Be Skeptical of High Performance

  • If validation much higher than train/test, suspicious.
  • If train/test/validation sets are all high/the same, suspicious.

Use scikit-learn pipeline

  • Helps avoid leaking test data into training data

Check for features correlated with target

  • If another attribute has a high match with what looking for, make sure not mixing up correlation/causation.
  • Also, avoid timeline errors for reverse causation. Ex: the thing you are looking for causes, something else

My take

Great talk. Almost all of this was new to me. It was understandable and I learned a lot.

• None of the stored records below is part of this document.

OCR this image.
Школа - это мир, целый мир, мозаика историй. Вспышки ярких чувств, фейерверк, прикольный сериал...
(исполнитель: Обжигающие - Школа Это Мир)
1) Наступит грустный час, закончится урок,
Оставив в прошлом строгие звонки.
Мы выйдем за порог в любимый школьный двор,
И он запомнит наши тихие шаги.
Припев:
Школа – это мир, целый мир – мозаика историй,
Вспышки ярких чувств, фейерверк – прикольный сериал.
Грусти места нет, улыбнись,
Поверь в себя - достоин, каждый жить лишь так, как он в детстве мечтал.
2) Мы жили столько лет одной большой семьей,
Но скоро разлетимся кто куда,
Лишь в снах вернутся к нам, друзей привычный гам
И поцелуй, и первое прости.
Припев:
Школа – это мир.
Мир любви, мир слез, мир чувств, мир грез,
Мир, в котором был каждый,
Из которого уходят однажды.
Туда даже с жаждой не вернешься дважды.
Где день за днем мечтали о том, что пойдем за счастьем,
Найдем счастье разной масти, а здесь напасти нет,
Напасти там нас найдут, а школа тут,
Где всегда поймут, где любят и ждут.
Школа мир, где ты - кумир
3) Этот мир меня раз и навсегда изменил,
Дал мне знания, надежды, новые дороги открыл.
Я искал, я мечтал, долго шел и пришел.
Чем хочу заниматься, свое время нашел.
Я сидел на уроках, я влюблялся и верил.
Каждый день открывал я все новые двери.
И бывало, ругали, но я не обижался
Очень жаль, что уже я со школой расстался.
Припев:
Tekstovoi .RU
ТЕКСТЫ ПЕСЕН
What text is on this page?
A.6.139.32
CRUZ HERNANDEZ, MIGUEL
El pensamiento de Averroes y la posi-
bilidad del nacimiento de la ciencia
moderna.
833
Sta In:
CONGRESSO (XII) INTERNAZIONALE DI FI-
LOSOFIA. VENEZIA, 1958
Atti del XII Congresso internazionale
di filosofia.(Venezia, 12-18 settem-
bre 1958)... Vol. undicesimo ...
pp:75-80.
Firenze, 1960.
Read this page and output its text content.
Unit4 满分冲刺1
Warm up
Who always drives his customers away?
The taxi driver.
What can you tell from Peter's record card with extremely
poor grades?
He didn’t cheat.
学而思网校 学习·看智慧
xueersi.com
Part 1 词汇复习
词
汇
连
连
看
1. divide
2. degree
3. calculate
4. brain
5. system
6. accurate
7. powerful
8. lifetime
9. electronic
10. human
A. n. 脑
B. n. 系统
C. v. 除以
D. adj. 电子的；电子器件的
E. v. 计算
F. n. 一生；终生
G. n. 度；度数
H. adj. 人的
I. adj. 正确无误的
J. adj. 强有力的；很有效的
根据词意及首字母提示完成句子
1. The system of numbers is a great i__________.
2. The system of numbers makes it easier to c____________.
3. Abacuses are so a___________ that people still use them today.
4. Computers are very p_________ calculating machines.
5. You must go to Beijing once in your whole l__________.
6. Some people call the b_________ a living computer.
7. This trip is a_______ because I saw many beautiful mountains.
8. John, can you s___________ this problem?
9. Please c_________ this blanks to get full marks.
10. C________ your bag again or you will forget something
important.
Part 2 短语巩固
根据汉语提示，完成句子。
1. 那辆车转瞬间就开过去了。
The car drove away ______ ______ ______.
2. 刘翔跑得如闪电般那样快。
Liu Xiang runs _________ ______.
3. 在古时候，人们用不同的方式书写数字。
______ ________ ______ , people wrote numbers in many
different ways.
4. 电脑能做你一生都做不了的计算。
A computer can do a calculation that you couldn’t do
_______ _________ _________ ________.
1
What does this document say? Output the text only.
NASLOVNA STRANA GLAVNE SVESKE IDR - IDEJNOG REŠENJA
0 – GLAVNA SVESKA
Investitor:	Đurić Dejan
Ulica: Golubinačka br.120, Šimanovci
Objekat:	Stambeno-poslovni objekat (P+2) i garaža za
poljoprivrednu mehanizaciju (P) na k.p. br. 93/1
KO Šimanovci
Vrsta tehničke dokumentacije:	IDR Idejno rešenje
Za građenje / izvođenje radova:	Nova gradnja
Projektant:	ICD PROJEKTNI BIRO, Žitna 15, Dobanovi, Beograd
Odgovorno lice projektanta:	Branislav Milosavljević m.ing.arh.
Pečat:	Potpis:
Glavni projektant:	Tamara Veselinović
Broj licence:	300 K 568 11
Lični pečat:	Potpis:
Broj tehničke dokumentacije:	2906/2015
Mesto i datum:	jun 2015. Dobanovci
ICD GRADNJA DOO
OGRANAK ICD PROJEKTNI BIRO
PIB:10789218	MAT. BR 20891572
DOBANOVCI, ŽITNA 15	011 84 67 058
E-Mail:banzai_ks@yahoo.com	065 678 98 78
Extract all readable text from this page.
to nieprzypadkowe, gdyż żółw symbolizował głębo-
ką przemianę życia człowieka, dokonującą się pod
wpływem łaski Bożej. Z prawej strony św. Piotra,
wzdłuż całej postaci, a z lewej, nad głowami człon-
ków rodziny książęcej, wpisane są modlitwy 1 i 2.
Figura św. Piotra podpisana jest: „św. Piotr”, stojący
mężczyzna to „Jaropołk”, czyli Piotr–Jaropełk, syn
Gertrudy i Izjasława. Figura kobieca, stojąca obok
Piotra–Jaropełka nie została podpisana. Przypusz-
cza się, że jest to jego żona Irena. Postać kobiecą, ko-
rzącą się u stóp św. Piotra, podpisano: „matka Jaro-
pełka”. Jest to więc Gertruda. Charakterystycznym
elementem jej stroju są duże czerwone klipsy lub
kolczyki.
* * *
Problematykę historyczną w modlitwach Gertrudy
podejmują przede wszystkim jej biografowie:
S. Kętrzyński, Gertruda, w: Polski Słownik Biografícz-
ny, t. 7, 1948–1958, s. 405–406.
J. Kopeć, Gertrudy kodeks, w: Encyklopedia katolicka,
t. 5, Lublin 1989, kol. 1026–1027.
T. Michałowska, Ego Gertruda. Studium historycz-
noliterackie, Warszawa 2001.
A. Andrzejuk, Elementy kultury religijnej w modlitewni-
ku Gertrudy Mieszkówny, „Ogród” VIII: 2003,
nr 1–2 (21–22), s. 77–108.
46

[2023 kcdc] 10 things about postman everyone should know

Speaker: Pooja Mistry

Twitter: @poojamakes

Public workspace- https://www.postman.com/devrel/workspace/2023-10-postman-features-everyone-should-know/overview

For more, see the table of contents.


Notes

  • Moving towards an API first world
  • Postman started in 2012 with a Chrome extension. Evolved into full API platform
  • More than just sending requests – ex: collections, documentation, servers
  • Web and app versions
  • Newman – CLI for postman
  • Collections, env vars, queries, etc have own id
  • Different life cycle for two personnas: producer of APIs (define, design, developer, test, secure, deploy, observe, distribute) an consumer of APIs (discover, evaluate, integrate, test, deploy, observe)
  • Test tab to test the API. Example – pm.test(“assert text”, function () {}
  • Protocols – graphql, websocket, grpc, socket io, etc
  • Scripts – can run before and after graphql
  • Pre-request script – ex: debugging
  • Can pass in $randomXXX of various types in your postman call

Postman API

  • Sign in and fork workspace if want to play with the public workspace for this talk
  • Postman has own API. ex: CRUD for collections, envs etc
  • Some clients use collection as the deliverable and then get metrics on it.

Postman echo

  • Sends back whatever you send in.
  • When pass in get params sends back json with args map being your params.
  • Post sends the text back as the data key in json.
  • Always echos headers as well

Postman visualizer

  • Can build UI in postman
  • Visualize tab on result. Put pm.visualizer.set(template, response: pm.response.json() in test tab.
  • Can use to make charts, maps, csv, etc
  • The template is HTML (which can contain JavaScript)
  • Postman provides a library of templates that you an copy/paste
  • Also see https://learning.postman.com/docs/sending-requests/visualizer/ and https://www.postman.com/postman/workspace/more-visualizer-examples/overview

Built in Libraries

  • Can automatically use faker,js, lodash, moment.js, chai.js and cryto-js
  • Ex: lodash.functionName()

Workflow Control

  • Scripting allows oops and conditionals
  • postman.setNextRequest() lets you change the order of requests in a collection
  • pm.sendRequest() allows sending multiple APIs at once
  • Collection and environment variables let you communicate between APIs

Mock Servers

  • Create a mock server in UI
  • This gives you a URL
  • Can deactivate mock server
  • Set data to return

Code Generation

  • Includes Java, curl, Node.JS, etc for requests
  • For providers, less choices but still a number

Test Automation

  • Bread and butter of postman
  • Can run manually
  • Can schedule API runs
  • Can report on results of API over time – ex: monitoring
  • Can use Newman and generate how to run CLI on other CICD: ex: Jenkins, CircleCI, GitHub Actions, Gitlab, etc
  • New: June 15 – can do performance testing using desktop client. Gives response time graph

Flows

  • Visual diagram showing order/connection/variables.
  • Can include dashboards in flow

Docs

  • Markdown syntax: https://daringfireball.net/projects/markdown/syntax
  • Can embed images
  • If documented well, can share with others
  • Explore tab shows all public APIs across Postman. Best ones are well documented.
  • Can include link to show what person/company created.
  • Can have creator workspace and aggregate your collections
  • Get help at – community.postman.com

Can try most for free. CLI not free

My take

I like that she used Postman (a public collection) and demos for most of the presentation. A lot of the features described were new to me. Excellent start to the morning.